We flew from Toronto to Edmonton, drove through the splendour of the Rockies, explored Victoria, drove north on Vancouver Island to Campbell River. All interesting, enjoyable and preliminary to the main event - the boat trip! The morning dawned bright and clear, just as all special mornings do - no! no! Actually the morning was rainy and miserable the way special mornings usually are. We had to drive across the island and the Pacific Coast mountains to the town of Gold River - an hour and half drive in grey, drizzle over gravel road most of the way, all the time wondering if the cruise would really leave the dock in weather like this.
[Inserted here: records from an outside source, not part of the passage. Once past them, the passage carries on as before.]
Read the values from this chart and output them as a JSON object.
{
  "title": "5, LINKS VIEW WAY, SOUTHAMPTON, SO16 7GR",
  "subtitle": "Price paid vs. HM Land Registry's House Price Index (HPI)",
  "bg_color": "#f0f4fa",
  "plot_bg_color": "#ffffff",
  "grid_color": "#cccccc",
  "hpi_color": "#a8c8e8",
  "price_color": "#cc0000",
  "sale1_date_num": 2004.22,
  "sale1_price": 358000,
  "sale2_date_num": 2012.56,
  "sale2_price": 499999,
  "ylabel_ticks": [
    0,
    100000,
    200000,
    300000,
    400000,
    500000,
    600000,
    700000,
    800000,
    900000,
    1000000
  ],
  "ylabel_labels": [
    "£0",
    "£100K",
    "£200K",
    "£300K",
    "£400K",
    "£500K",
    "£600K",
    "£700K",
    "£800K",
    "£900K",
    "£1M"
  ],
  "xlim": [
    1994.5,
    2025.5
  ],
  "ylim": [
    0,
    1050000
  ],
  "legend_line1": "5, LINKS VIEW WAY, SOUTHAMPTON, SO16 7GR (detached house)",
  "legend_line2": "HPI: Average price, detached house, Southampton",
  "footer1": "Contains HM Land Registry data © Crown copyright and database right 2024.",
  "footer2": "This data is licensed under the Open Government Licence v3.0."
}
We arrived, parked and took shelter in the warehouse before purchasing our tickets in the pouring rain. Some weather for a day long boat cruise - the highlight of my trip! More than once my family asked if I was sure I didn't want to turn back. No way! I was headed to the landing site of Captain James Cook and his ships,, and I was going to walk where he had, even if it was pouring rain and we couldn't see a thing!
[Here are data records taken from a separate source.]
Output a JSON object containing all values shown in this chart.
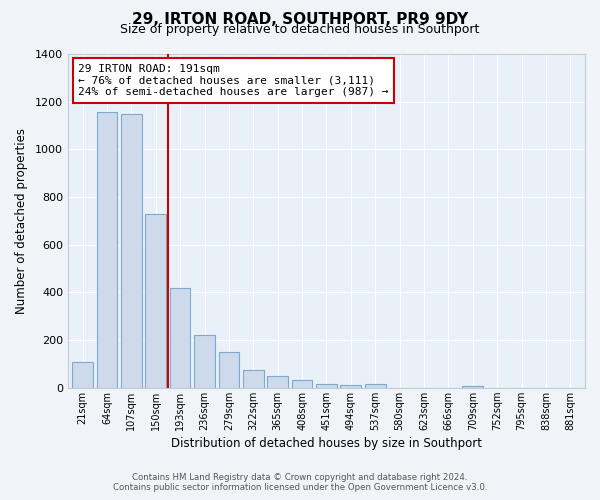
{
  "title": "29, IRTON ROAD, SOUTHPORT, PR9 9DY",
  "subtitle": "Size of property relative to detached houses in Southport",
  "xlabel": "Distribution of detached houses by size in Southport",
  "ylabel": "Number of detached properties",
  "bar_labels": [
    "21sqm",
    "64sqm",
    "107sqm",
    "150sqm",
    "193sqm",
    "236sqm",
    "279sqm",
    "322sqm",
    "365sqm",
    "408sqm",
    "451sqm",
    "494sqm",
    "537sqm",
    "580sqm",
    "623sqm",
    "666sqm",
    "709sqm",
    "752sqm",
    "795sqm",
    "838sqm",
    "881sqm"
  ],
  "bar_values": [
    110,
    1155,
    1150,
    730,
    420,
    220,
    148,
    73,
    50,
    32,
    15,
    12,
    15,
    0,
    0,
    0,
    7,
    0,
    0,
    0,
    0
  ],
  "bar_color": "#cddaec",
  "bar_edge_color": "#7fa8cc",
  "vline_color": "#cc0000",
  "annotation_title": "29 IRTON ROAD: 191sqm",
  "annotation_line1": "← 76% of detached houses are smaller (3,111)",
  "annotation_line2": "24% of semi-detached houses are larger (987) →",
  "annotation_box_facecolor": "#ffffff",
  "annotation_box_edgecolor": "#cc0000",
  "ylim": [
    0,
    1400
  ],
  "yticks": [
    0,
    200,
    400,
    600,
    800,
    1000,
    1200,
    1400
  ],
  "grid_color": "#d0dce8",
  "plot_bg": "#e8f0f8",
  "fig_bg": "#f0f4f8",
  "footer1": "Contains HM Land Registry data © Crown copyright and database right 2024.",
  "footer2": "Contains public sector information licensed under the Open Government Licence v3.0."
}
We boarded the M.V. Uchuck III, a freighter that makes a regular run up the coast to service logging camps and small settlements that have only this contact with the outside world. The mountains on the west side of Vancouver Island are near impassable. It remained grey and overcast all the way down the Muchalat Arm and out into Nootka Sound. The mountains came right to the water's edge and kept going to make the Arm about 5000 feet deep. There were very few places that a ship could land on these steep shores. The shoreline of Nootka Sound was much the same.
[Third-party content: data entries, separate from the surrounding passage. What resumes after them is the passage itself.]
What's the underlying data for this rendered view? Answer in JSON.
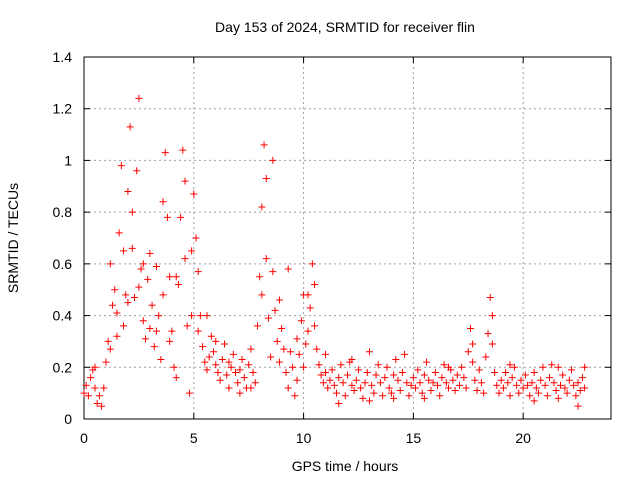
{
  "chart_data": {
    "type": "scatter",
    "title": "Day 153 of 2024, SRMTID for receiver flin",
    "xlabel": "GPS time / hours",
    "ylabel": "SRMTID / TECUs",
    "xlim": [
      0,
      24
    ],
    "ylim": [
      0,
      1.4
    ],
    "xticks": [
      0,
      5,
      10,
      15,
      20
    ],
    "xtick_labels": [
      "0",
      "5",
      "10",
      "15",
      "20"
    ],
    "yticks": [
      0,
      0.2,
      0.4,
      0.6,
      0.8,
      1,
      1.2,
      1.4
    ],
    "ytick_labels": [
      "0",
      "0.2",
      "0.4",
      "0.6",
      "0.8",
      "1",
      "1.2",
      "1.4"
    ],
    "grid": true,
    "marker": "plus",
    "color": "#ff0000",
    "series": [
      {
        "name": "SRMTID",
        "points": [
          [
            0.0,
            0.1
          ],
          [
            0.1,
            0.13
          ],
          [
            0.2,
            0.09
          ],
          [
            0.3,
            0.16
          ],
          [
            0.4,
            0.19
          ],
          [
            0.5,
            0.12
          ],
          [
            0.6,
            0.06
          ],
          [
            0.7,
            0.09
          ],
          [
            0.8,
            0.05
          ],
          [
            0.9,
            0.12
          ],
          [
            1.0,
            0.22
          ],
          [
            1.1,
            0.3
          ],
          [
            1.2,
            0.27
          ],
          [
            1.3,
            0.44
          ],
          [
            1.4,
            0.5
          ],
          [
            1.5,
            0.41
          ],
          [
            1.6,
            0.72
          ],
          [
            1.7,
            0.98
          ],
          [
            1.8,
            0.65
          ],
          [
            1.9,
            0.48
          ],
          [
            2.0,
            0.88
          ],
          [
            2.1,
            1.13
          ],
          [
            2.2,
            0.66
          ],
          [
            2.3,
            0.47
          ],
          [
            2.4,
            0.96
          ],
          [
            2.5,
            1.24
          ],
          [
            2.6,
            0.58
          ],
          [
            2.7,
            0.38
          ],
          [
            2.8,
            0.31
          ],
          [
            2.9,
            0.54
          ],
          [
            3.0,
            0.64
          ],
          [
            3.1,
            0.44
          ],
          [
            3.2,
            0.28
          ],
          [
            3.3,
            0.59
          ],
          [
            3.4,
            0.4
          ],
          [
            3.5,
            0.23
          ],
          [
            3.6,
            0.48
          ],
          [
            3.7,
            1.03
          ],
          [
            3.8,
            0.78
          ],
          [
            3.9,
            0.55
          ],
          [
            4.0,
            0.34
          ],
          [
            4.1,
            0.2
          ],
          [
            4.2,
            0.16
          ],
          [
            4.3,
            0.52
          ],
          [
            4.4,
            0.78
          ],
          [
            4.5,
            1.04
          ],
          [
            4.6,
            0.62
          ],
          [
            4.7,
            0.36
          ],
          [
            4.8,
            0.1
          ],
          [
            4.9,
            0.65
          ],
          [
            5.0,
            0.87
          ],
          [
            5.1,
            0.7
          ],
          [
            5.2,
            0.57
          ],
          [
            5.3,
            0.4
          ],
          [
            5.4,
            0.28
          ],
          [
            5.5,
            0.22
          ],
          [
            5.6,
            0.19
          ],
          [
            5.7,
            0.24
          ],
          [
            5.8,
            0.32
          ],
          [
            5.9,
            0.26
          ],
          [
            6.0,
            0.21
          ],
          [
            6.1,
            0.18
          ],
          [
            6.2,
            0.15
          ],
          [
            6.3,
            0.23
          ],
          [
            6.4,
            0.29
          ],
          [
            6.5,
            0.17
          ],
          [
            6.6,
            0.12
          ],
          [
            6.7,
            0.2
          ],
          [
            6.8,
            0.25
          ],
          [
            6.9,
            0.18
          ],
          [
            7.0,
            0.14
          ],
          [
            7.1,
            0.19
          ],
          [
            7.2,
            0.23
          ],
          [
            7.3,
            0.16
          ],
          [
            7.4,
            0.12
          ],
          [
            7.5,
            0.21
          ],
          [
            7.6,
            0.27
          ],
          [
            7.7,
            0.18
          ],
          [
            7.8,
            0.14
          ],
          [
            7.9,
            0.36
          ],
          [
            8.0,
            0.55
          ],
          [
            8.1,
            0.82
          ],
          [
            8.2,
            1.06
          ],
          [
            8.3,
            0.62
          ],
          [
            8.4,
            0.39
          ],
          [
            8.5,
            0.24
          ],
          [
            8.6,
            1.0
          ],
          [
            8.7,
            0.42
          ],
          [
            8.8,
            0.3
          ],
          [
            8.9,
            0.22
          ],
          [
            9.0,
            0.35
          ],
          [
            9.1,
            0.27
          ],
          [
            9.2,
            0.18
          ],
          [
            9.3,
            0.12
          ],
          [
            9.4,
            0.26
          ],
          [
            9.5,
            0.2
          ],
          [
            9.6,
            0.09
          ],
          [
            9.7,
            0.31
          ],
          [
            9.8,
            0.25
          ],
          [
            9.9,
            0.38
          ],
          [
            10.0,
            0.48
          ],
          [
            10.1,
            0.29
          ],
          [
            10.2,
            0.34
          ],
          [
            10.3,
            0.43
          ],
          [
            10.4,
            0.6
          ],
          [
            10.5,
            0.36
          ],
          [
            10.6,
            0.27
          ],
          [
            10.7,
            0.21
          ],
          [
            10.8,
            0.17
          ],
          [
            10.9,
            0.14
          ],
          [
            11.0,
            0.18
          ],
          [
            11.1,
            0.12
          ],
          [
            11.2,
            0.15
          ],
          [
            11.3,
            0.19
          ],
          [
            11.4,
            0.13
          ],
          [
            11.5,
            0.1
          ],
          [
            11.6,
            0.16
          ],
          [
            11.7,
            0.21
          ],
          [
            11.8,
            0.14
          ],
          [
            11.9,
            0.09
          ],
          [
            12.0,
            0.17
          ],
          [
            12.1,
            0.22
          ],
          [
            12.2,
            0.13
          ],
          [
            12.3,
            0.11
          ],
          [
            12.4,
            0.15
          ],
          [
            12.5,
            0.19
          ],
          [
            12.6,
            0.12
          ],
          [
            12.7,
            0.08
          ],
          [
            12.8,
            0.14
          ],
          [
            12.9,
            0.18
          ],
          [
            13.0,
            0.26
          ],
          [
            13.1,
            0.13
          ],
          [
            13.2,
            0.1
          ],
          [
            13.3,
            0.17
          ],
          [
            13.4,
            0.21
          ],
          [
            13.5,
            0.14
          ],
          [
            13.6,
            0.09
          ],
          [
            13.7,
            0.16
          ],
          [
            13.8,
            0.2
          ],
          [
            13.9,
            0.12
          ],
          [
            14.0,
            0.1
          ],
          [
            14.1,
            0.17
          ],
          [
            14.2,
            0.23
          ],
          [
            14.3,
            0.15
          ],
          [
            14.4,
            0.11
          ],
          [
            14.5,
            0.18
          ],
          [
            14.6,
            0.25
          ],
          [
            14.7,
            0.14
          ],
          [
            14.8,
            0.09
          ],
          [
            14.9,
            0.13
          ],
          [
            15.0,
            0.16
          ],
          [
            15.1,
            0.12
          ],
          [
            15.2,
            0.19
          ],
          [
            15.3,
            0.14
          ],
          [
            15.4,
            0.1
          ],
          [
            15.5,
            0.17
          ],
          [
            15.6,
            0.22
          ],
          [
            15.7,
            0.15
          ],
          [
            15.8,
            0.11
          ],
          [
            15.9,
            0.14
          ],
          [
            16.0,
            0.18
          ],
          [
            16.1,
            0.13
          ],
          [
            16.2,
            0.09
          ],
          [
            16.3,
            0.16
          ],
          [
            16.4,
            0.21
          ],
          [
            16.5,
            0.14
          ],
          [
            16.6,
            0.12
          ],
          [
            16.7,
            0.19
          ],
          [
            16.8,
            0.15
          ],
          [
            16.9,
            0.11
          ],
          [
            17.0,
            0.17
          ],
          [
            17.1,
            0.13
          ],
          [
            17.2,
            0.2
          ],
          [
            17.3,
            0.16
          ],
          [
            17.4,
            0.12
          ],
          [
            17.5,
            0.26
          ],
          [
            17.6,
            0.35
          ],
          [
            17.7,
            0.22
          ],
          [
            17.8,
            0.15
          ],
          [
            17.9,
            0.11
          ],
          [
            18.0,
            0.19
          ],
          [
            18.1,
            0.14
          ],
          [
            18.2,
            0.1
          ],
          [
            18.3,
            0.24
          ],
          [
            18.4,
            0.33
          ],
          [
            18.5,
            0.47
          ],
          [
            18.6,
            0.29
          ],
          [
            18.7,
            0.18
          ],
          [
            18.8,
            0.13
          ],
          [
            18.9,
            0.1
          ],
          [
            19.0,
            0.15
          ],
          [
            19.1,
            0.12
          ],
          [
            19.2,
            0.18
          ],
          [
            19.3,
            0.14
          ],
          [
            19.4,
            0.09
          ],
          [
            19.5,
            0.16
          ],
          [
            19.6,
            0.2
          ],
          [
            19.7,
            0.13
          ],
          [
            19.8,
            0.1
          ],
          [
            19.9,
            0.15
          ],
          [
            20.0,
            0.12
          ],
          [
            20.1,
            0.17
          ],
          [
            20.2,
            0.13
          ],
          [
            20.3,
            0.09
          ],
          [
            20.4,
            0.14
          ],
          [
            20.5,
            0.18
          ],
          [
            20.6,
            0.12
          ],
          [
            20.7,
            0.1
          ],
          [
            20.8,
            0.15
          ],
          [
            20.9,
            0.2
          ],
          [
            21.0,
            0.13
          ],
          [
            21.1,
            0.09
          ],
          [
            21.2,
            0.16
          ],
          [
            21.3,
            0.21
          ],
          [
            21.4,
            0.14
          ],
          [
            21.5,
            0.11
          ],
          [
            21.6,
            0.08
          ],
          [
            21.7,
            0.13
          ],
          [
            21.8,
            0.17
          ],
          [
            21.9,
            0.12
          ],
          [
            22.0,
            0.1
          ],
          [
            22.1,
            0.15
          ],
          [
            22.2,
            0.19
          ],
          [
            22.3,
            0.13
          ],
          [
            22.4,
            0.09
          ],
          [
            22.5,
            0.14
          ],
          [
            22.6,
            0.11
          ],
          [
            22.7,
            0.16
          ],
          [
            22.8,
            0.12
          ],
          [
            0.5,
            0.2
          ],
          [
            1.2,
            0.6
          ],
          [
            1.5,
            0.32
          ],
          [
            1.8,
            0.36
          ],
          [
            2.0,
            0.45
          ],
          [
            2.2,
            0.8
          ],
          [
            2.5,
            0.51
          ],
          [
            2.7,
            0.6
          ],
          [
            3.0,
            0.35
          ],
          [
            3.3,
            0.34
          ],
          [
            3.6,
            0.84
          ],
          [
            3.9,
            0.3
          ],
          [
            4.2,
            0.55
          ],
          [
            4.6,
            0.92
          ],
          [
            4.9,
            0.4
          ],
          [
            5.2,
            0.34
          ],
          [
            5.6,
            0.4
          ],
          [
            6.0,
            0.3
          ],
          [
            6.6,
            0.22
          ],
          [
            7.1,
            0.1
          ],
          [
            7.6,
            0.12
          ],
          [
            8.1,
            0.48
          ],
          [
            8.3,
            0.93
          ],
          [
            8.6,
            0.57
          ],
          [
            8.9,
            0.46
          ],
          [
            9.3,
            0.58
          ],
          [
            9.7,
            0.15
          ],
          [
            10.0,
            0.2
          ],
          [
            10.2,
            0.48
          ],
          [
            10.5,
            0.52
          ],
          [
            11.0,
            0.25
          ],
          [
            11.6,
            0.06
          ],
          [
            12.2,
            0.23
          ],
          [
            13.0,
            0.07
          ],
          [
            14.1,
            0.08
          ],
          [
            15.5,
            0.08
          ],
          [
            16.6,
            0.2
          ],
          [
            17.7,
            0.29
          ],
          [
            18.6,
            0.4
          ],
          [
            19.4,
            0.21
          ],
          [
            20.5,
            0.07
          ],
          [
            21.6,
            0.2
          ],
          [
            22.5,
            0.05
          ],
          [
            22.8,
            0.2
          ]
        ]
      }
    ]
  }
}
It was as we were rounding Bligh Island that I received an intimation of a big disappointment ahead. The Captain said that as this was the first cruise of the season with sightseeing passengers that he was not terribly sure of his reception at Friendly Cove, but had the feeling that we would not be permitted to land. He went on to say that the previous year he had a good relation with these Nootka Indians, taking them with him back to civilization and so on, but some of the tourists had peered in the windows of private residences, desecrated the Indian graveyard and generally upset the Indians. Therefore, they had said that no more tourists would be welcome. He tried to radio the lighthouse keeper on the island to find out if he could land, but received no reply. As we drew nearer to the island it was apparent that fishing boats had been placed the length of the Government wharf and there was no room to land.
We were taken in as close as was feasible to the island, It was easy to imagine what-it would have looked like when the Discovery and the Resolution had come looking for a safe harbour to repair the damage to the ships. It is still mainly covered in trees, the tall pines that made such good mast replacements. There is a small clearing at the foot of the hills for the settlement of Friendly Cove - a few houses, Anglican chapel with beautiful stained glass windows, I'm told, and the lighthouse and the keepers' home. Out on the rocks at the south end of the island is a cairn to commemorate Cook's landing. I sure wish I had been able to clamber on the rocks and see it close up. The closest I got was the deck of a turning ship, a few hundred feet out in the Pacific Ocean.
However disappointed I was at not being able to land, I still found it to be a very enjoyable part of our trip to the West Coast.